Internetmythen schrieb am 25.11.2017 gegen 13:33 Uhr Ich finde zum langen Ausgangszitat nur einen Teil, den ich anscheinend nicht auf Englisch schreiben kann, sinngemäss:

Ich mag den Augenblick, wenn ich das Ego eines Mannes breche.

Gibt es zum _gesamten_ Ausgangszitat eine englischsprachige Quelle?
Oder handelt es sich hier schlicht um Rufmord auf Grund oberflächlicher Recherche?
PatrickKreisberger schrieb am 25.11.2017 gegen 23:01 Uhr Zum anonymen Kommentar (Internetmythen):
Danke für den Beitrag.
Wenn man Fischers Biographie anschaut und liest, was er über Schach und andere Themen gesagt hat, so finde ich es zumindest glaubhaft, dass dieses Zitat so oder ähnlich von ihm stammt. Den Vorwurf „Rufmord aufgrund oberflächlicher Recherche“, halte ich nicht für gerechtfertigt. Es ist neben dem Internet auch in Büchern und Zeitungen (Süddeutsche, Zeit, Spiegel u.a.) einiges über Fischer zu finden, was ich gelesen habe. Abgesehen davon habe ich kein abfälliges Wort über Fischer fallen gelassen! Vielmehr war es mein Anliegen, meine Gedanken über dieses Zitat und das Schachspiel im Allgemeinen zu teilen. Es steht jedem Frei sich selbst Gedanken zu machen und eine eigene Meinung zu bilden.

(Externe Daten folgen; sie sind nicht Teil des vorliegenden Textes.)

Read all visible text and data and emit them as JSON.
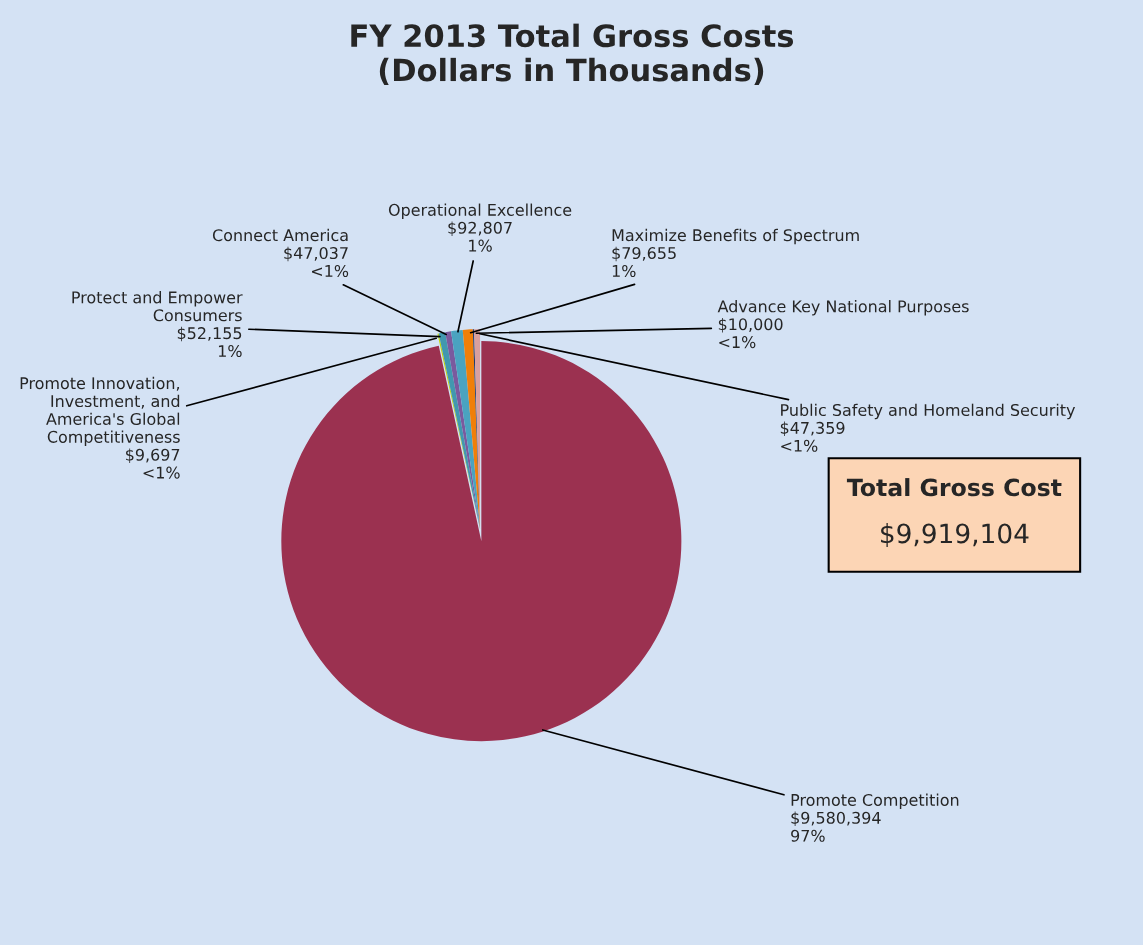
{
  "chart_data": {
    "type": "pie",
    "title": "FY 2013 Total Gross Costs\n(Dollars in Thousands)",
    "categories": [
      "Promote Competition",
      "Promote Innovation, Investment, and America's Global Competitiveness",
      "Protect and Empower Consumers",
      "Connect America",
      "Operational Excellence",
      "Maximize Benefits of Spectrum",
      "Advance Key National Purposes",
      "Public Safety and Homeland Security"
    ],
    "values": [
      9580394,
      9697,
      52155,
      47037,
      92807,
      79655,
      10000,
      47359
    ],
    "value_labels": [
      "$9,580,394\n97%",
      "$9,697\n<1%",
      "$52,155\n1%",
      "$47,037\n<1%",
      "$92,807\n1%",
      "$79,655\n1%",
      "$10,000\n<1%",
      "$47,359\n<1%"
    ],
    "colors": [
      "#9b3150",
      "#c4d600",
      "#4198af",
      "#7a5a9e",
      "#4aa3c0",
      "#f07f09",
      "#1f3a6e",
      "#d9a0a0"
    ],
    "annotations": [
      "Total Gross Cost",
      "$9,919,104"
    ],
    "legend": false
  }
}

Selbst wenn Fischer nur „das Ego eines Mannes brechen“ wollte, so hätte ich in meinen Ausführungen doch genau das Gleiche geschrieben.
WolfgangMalcher schrieb am 12.09.2023 gegen 22:21 Uhr Ein Philosoph hätte diesen Artikel auch nicht besser schreiben können. Wie zutreffend!